Although Dreyer had many options for graduate school, the warm reception he experienced at AV is part of what helped him decide.
“The people in the Physics Department were so helpful, and reached out to me on a personal level. I realized that this kind of relationship and support would be very valuable in my program of study,” says Dreyer.
At the heart of Dreyer’s research was the search for an entirely new fundamental particle which is part of several new theories for how particles behave. If discovered, it would help make sense of current mysteries in theoretical physics.
“For example, we know that particles such as electrons have mass,” says Dreyer, “However, we don’t know why they have the different masses that they do. We also know that dark matter exists in outer space. But we don’t know what particles are responsible for its make-up.”
The best place to go for the data that would support his research was the Large Hadron Collider at CERN. With support from AV and NSERC, Dreyer was able to spend over a year at CERN with the research team analyzing data for signs of the new particle.
“I’m very grateful that AV supported me to go to CERN and conduct this research.

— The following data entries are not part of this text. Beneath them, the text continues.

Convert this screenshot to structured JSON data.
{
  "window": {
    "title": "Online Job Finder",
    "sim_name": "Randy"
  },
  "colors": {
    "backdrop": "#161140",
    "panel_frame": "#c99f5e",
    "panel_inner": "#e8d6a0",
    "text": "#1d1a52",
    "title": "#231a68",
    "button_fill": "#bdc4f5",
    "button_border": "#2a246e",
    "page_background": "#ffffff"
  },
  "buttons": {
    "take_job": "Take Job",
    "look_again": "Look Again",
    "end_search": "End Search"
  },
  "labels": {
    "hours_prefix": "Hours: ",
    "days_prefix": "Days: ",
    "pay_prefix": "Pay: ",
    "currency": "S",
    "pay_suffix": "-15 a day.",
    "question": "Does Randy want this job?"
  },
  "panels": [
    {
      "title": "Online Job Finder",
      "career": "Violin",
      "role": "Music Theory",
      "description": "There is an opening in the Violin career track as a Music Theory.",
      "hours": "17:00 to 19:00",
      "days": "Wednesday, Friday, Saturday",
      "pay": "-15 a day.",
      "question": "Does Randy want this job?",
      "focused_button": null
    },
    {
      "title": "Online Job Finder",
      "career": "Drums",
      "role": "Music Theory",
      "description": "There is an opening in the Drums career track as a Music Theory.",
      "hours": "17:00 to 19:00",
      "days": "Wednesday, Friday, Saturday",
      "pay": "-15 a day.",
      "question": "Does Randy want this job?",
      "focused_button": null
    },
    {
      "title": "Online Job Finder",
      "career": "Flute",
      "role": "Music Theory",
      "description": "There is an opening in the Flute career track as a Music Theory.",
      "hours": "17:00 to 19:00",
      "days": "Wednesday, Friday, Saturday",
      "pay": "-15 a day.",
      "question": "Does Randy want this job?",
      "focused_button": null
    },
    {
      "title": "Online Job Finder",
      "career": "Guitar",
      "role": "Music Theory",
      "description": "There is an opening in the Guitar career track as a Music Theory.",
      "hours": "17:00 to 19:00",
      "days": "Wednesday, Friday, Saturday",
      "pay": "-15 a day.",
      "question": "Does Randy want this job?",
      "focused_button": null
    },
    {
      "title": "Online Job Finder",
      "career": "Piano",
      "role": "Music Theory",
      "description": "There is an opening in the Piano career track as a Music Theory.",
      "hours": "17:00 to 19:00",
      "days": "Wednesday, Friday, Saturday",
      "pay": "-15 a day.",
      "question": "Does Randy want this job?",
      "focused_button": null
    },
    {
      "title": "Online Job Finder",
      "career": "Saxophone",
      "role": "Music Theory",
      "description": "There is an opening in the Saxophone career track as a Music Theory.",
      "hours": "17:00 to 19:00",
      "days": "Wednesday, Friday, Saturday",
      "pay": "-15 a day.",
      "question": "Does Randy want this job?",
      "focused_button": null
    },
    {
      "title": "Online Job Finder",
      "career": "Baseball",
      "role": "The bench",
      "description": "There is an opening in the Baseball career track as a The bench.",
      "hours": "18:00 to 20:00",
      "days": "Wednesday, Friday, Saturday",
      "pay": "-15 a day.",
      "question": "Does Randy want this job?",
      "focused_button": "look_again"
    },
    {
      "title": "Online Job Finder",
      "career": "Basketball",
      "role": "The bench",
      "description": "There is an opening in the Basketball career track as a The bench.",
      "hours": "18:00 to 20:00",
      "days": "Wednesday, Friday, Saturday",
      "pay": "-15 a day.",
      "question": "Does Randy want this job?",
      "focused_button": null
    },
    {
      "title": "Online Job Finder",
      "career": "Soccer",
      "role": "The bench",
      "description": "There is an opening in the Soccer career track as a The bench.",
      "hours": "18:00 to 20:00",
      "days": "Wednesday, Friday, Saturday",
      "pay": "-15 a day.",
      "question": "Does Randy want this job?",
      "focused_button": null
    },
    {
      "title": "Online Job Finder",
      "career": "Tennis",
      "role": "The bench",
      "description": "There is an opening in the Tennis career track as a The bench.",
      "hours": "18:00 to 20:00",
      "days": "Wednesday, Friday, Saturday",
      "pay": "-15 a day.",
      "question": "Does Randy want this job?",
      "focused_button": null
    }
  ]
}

Looking back, this was a defining experience in my research journey,” says Dreyer.
They became the first team to publish results using the full volume of data collected by the ATLAS particle detector. And while their search did not turn up evidence for the new particle, Dreyer translated their results into implications for new theories. This information is invaluable feedback for physicists around the world working on problems including dark matter.
Dreyer also actively contributed to AV outside of research. On multiple occasions he helped with high school student tours on campus and department outreach events, and he served in the Physics Graduate Caucus executive.
Now working as a postdoctoral fellow at the Weizmann Institute of Science through the Zuckerman STEM Leadership Program, Dreyer focuses on optimizing the ways in which data from the ATLAS detector are processed and interpreted by using developments from deep learning and artificial intelligence. He is also working on uncovering more information about the properties of the most recently discovered elementary particle ̶ the Higgs Boson ̶ out of data collected from ATLAS.
As Dreyer reflects on his time at AV, his only regret is not being able to travel back from Israel to attend his convocation.
“When I started, I couldn't have understood the work that I would eventually do and where it would lead me. So AV is a special place for me. I'm thankful for always having the support of others in the Physics Department and my supervisor, Bernd Stelzer.”